= Cecilia Valdés =

Novel by Cirilo Villaverde

Cecilia Valdés is both a novel by the Cuban writer Cirilo Villaverde (1812-1894), and a zarzuela based on the novel. It is a work of importance for its quality, and its revelation of the interaction of classes and races in Havana, Cuba.

== Novel ==
The first version of the novel Cecilia Valdés o la Loma del Angel was published in Havana in 1839. After several revisions, the definitive and extended version was published in New York City in 1882. It has never been out of print in Spanish and has been translated into several English editions (as Cecilia Valdes" or "Angel Hill). It is widely regarded as the best Cuban novel of the 19th century.

=== Synopsis ===
The story takes place in colonial Cuba around 1830. The young and beautiful light skinned mulatta, Cecilia Valdés, is the illegitimate daughter of powerful land magnate and slave trader, Cándido de Gamboa. Leonardo de Gamboa is his legitimate son. Leonardo falls in love with Cecilia, not realizing that she is his half-sister, and they become lovers. At the same time, a poor black musician, José Dolores Pimienta, is also hopelessly in love with Cecilia. Cecilia rejects Pimenta's advances and conceives Leonardo's son.

However, love between Leonardo and Cecilia does not last. He abandons her and becomes betrothed to a white upper class woman, Isabel Ilincheta. Cecilia turns to the faithful Pimienta to plan revenge. On the day of his wedding, Leonardo is assassinated on the steps of the cathedral by Pimienta who acts on the instigation of Cecilia. Pimienta is executed, and she is thrown in prison.

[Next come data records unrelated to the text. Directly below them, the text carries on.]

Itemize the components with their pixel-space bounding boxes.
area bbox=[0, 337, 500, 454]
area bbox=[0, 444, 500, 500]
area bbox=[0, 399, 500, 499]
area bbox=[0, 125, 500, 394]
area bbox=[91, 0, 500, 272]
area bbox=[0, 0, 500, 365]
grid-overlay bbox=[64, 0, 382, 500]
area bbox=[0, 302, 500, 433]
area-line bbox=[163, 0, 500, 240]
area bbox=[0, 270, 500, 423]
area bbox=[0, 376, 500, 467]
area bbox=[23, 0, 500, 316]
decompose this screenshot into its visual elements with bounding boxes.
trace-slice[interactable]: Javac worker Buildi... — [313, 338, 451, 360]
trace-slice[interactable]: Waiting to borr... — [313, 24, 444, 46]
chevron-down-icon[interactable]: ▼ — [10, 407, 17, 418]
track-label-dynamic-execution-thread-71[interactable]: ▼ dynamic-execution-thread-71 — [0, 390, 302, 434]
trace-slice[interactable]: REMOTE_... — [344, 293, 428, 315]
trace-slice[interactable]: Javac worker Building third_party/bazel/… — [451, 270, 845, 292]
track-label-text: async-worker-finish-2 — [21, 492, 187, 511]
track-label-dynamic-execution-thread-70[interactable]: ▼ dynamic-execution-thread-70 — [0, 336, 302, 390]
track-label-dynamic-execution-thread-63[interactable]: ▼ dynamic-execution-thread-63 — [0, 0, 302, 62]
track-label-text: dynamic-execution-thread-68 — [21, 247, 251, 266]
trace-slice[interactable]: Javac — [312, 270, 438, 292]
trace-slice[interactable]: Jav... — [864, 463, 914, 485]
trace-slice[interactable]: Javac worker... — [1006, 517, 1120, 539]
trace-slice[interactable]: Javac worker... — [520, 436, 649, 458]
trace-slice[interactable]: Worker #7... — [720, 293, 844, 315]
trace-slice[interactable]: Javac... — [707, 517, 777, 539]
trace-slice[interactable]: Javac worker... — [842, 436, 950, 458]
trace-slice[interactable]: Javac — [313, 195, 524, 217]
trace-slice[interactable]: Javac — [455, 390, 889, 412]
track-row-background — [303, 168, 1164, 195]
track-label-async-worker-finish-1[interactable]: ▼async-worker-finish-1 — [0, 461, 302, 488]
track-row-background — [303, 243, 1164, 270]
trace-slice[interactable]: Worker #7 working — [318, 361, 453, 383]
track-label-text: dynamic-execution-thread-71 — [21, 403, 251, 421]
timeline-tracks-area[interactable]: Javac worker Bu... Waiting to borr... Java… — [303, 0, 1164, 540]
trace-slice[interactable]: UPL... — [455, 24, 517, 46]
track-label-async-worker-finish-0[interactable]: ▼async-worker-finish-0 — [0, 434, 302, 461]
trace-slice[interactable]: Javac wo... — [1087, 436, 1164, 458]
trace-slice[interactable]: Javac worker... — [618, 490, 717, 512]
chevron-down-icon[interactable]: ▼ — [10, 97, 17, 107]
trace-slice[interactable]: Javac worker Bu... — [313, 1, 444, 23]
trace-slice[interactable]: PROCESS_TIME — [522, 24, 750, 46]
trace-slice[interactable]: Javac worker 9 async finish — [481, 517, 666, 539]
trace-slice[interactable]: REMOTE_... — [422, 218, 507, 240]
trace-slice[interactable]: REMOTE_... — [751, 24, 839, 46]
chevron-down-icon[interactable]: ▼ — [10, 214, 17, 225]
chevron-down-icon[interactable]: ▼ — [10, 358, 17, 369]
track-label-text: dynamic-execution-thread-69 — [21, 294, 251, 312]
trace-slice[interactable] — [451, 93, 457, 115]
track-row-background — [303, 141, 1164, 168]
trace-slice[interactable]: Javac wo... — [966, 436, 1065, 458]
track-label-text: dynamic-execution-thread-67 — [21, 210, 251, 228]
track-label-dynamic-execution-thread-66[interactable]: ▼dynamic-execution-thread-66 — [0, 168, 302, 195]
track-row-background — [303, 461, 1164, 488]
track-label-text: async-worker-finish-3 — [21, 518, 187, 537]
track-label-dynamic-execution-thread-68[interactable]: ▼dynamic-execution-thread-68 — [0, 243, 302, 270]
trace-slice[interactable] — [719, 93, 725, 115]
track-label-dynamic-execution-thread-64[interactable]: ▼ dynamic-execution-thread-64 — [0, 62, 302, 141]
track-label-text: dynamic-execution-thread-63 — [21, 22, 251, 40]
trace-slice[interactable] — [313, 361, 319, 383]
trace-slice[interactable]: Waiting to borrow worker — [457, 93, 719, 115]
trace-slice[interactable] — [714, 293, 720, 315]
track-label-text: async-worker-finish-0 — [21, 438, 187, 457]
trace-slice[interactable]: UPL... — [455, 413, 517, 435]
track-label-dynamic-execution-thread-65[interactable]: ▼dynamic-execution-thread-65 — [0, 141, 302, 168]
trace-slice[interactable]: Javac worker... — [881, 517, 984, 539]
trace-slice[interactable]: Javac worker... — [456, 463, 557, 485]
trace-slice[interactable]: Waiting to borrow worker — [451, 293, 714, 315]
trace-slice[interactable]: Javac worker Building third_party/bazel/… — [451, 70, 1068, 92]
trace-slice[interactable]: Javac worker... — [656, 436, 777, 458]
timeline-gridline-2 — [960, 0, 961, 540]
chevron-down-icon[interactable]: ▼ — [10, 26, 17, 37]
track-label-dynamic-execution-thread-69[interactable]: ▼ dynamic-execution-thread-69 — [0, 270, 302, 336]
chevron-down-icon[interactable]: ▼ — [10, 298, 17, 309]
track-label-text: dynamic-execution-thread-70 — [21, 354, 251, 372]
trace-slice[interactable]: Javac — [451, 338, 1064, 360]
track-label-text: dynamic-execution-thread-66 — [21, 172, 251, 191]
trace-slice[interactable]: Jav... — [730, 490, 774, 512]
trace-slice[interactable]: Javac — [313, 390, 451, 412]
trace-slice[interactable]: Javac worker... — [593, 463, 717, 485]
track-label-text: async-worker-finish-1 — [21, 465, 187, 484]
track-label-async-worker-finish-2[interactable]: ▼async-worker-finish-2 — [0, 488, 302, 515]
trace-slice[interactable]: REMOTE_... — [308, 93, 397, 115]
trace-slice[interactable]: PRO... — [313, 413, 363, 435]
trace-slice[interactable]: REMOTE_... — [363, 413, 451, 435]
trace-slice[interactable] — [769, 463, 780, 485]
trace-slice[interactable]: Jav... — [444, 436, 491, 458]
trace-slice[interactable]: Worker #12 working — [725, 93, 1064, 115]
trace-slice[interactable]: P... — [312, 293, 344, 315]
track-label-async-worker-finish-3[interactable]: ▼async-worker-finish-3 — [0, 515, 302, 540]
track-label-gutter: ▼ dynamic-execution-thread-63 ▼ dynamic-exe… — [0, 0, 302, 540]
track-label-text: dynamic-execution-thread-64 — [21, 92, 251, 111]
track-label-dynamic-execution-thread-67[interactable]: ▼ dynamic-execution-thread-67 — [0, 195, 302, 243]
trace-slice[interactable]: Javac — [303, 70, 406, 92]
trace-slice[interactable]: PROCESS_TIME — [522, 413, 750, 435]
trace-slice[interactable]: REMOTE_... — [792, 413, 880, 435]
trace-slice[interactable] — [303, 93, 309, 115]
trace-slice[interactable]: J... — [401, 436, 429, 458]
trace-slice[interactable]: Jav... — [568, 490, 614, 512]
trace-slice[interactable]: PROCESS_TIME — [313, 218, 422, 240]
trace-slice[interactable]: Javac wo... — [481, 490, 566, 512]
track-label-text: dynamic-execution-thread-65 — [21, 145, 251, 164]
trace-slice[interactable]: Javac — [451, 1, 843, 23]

Cecilia Valdés reveals the intricate problems of race relations in Cuba. There are the elite social circles of Spanish-born and creole whites; the growing number of mulattos, of which Cecilia is one, and the blacks: some slaves, some freed men. The blacks are also divided between those who were born in Africa and those born in Cuba, those who worked on the sugar plantation and those who worked in the households of the wealthy in Havana. Cecilia Valdés is a canvas displaying the sexual, social, and racial interaction of the Cubans of the day.

== Zarzuela ==
The zarzuela is in two acts with music by Gonzalo Roig. The libretto was by Agustin Rodríguez and José Sánchez-Arcilla, based on the novel Cecilia Valdés, o la Loma del Angel by Cirilo Villaverde. The storyline is about a tragedy of manners, love and revenge, in colonial Cuban society of the early 19th century.

=== Performance history ===
- World premiere: Havana, Cuba 1932
- Metropolitan Opera premiere: July 17, 1965
- Toronto Operetta Theatre: February 15, 2003.
- Teatro de la Zarzuela: January 24, 2020.

=== Critique ===
In Villaverde's novel (completed in 1882), the melodramatic plot serves as a background for social life in Cuba, with slavery, injustice, crises and personal tragedies, following colorful presentation in detailed characterization and description, even to the point that the plot itself loses its pace at times, long before reaching its climax, as if the author had lost interest in his story and wanted to finish it as fast as possible.

In Roig's zarzuela, however, dramatic element is more exposed, more consistent and in swift action, presented as an interesting unrolling story pointing toward inevitable climax, which shows great talent and theatrical experience on the part of the composer, the piece containing mixture of traditional Cuban music, with all its genres, forms and vivid rhythms and dances, interlaced in good balance with predominantly romantic in style music of the Western tradition, particularly in melody and orchestration.

"The zarzuela Cecilia Valdes can be more pleasing to listen to than Verdi, and at times more profound than Meyerbeer or Bellini."

=== Available recordings ===
- Audio CD from Orfeon Records (1997)

== Film ==

A film based on the novel was produced in Cuba in 1982. The film stars Daisy Granados as Cecilia Valdés and Imanol Arias as Leonardo de Gamboa.

== Literary references ==

- Cuban writer Reinaldo Arenas wrote his own version of Villaverde's novel in his book Graveyard of the Angels (La loma del ángel).
- Cuban writer Daína Chaviano also offered a different and personal version of Villaverde's story in her novel The Island of Eternal Love (Riverhead, 2008), where both protagonists and even the author himself appear as characters.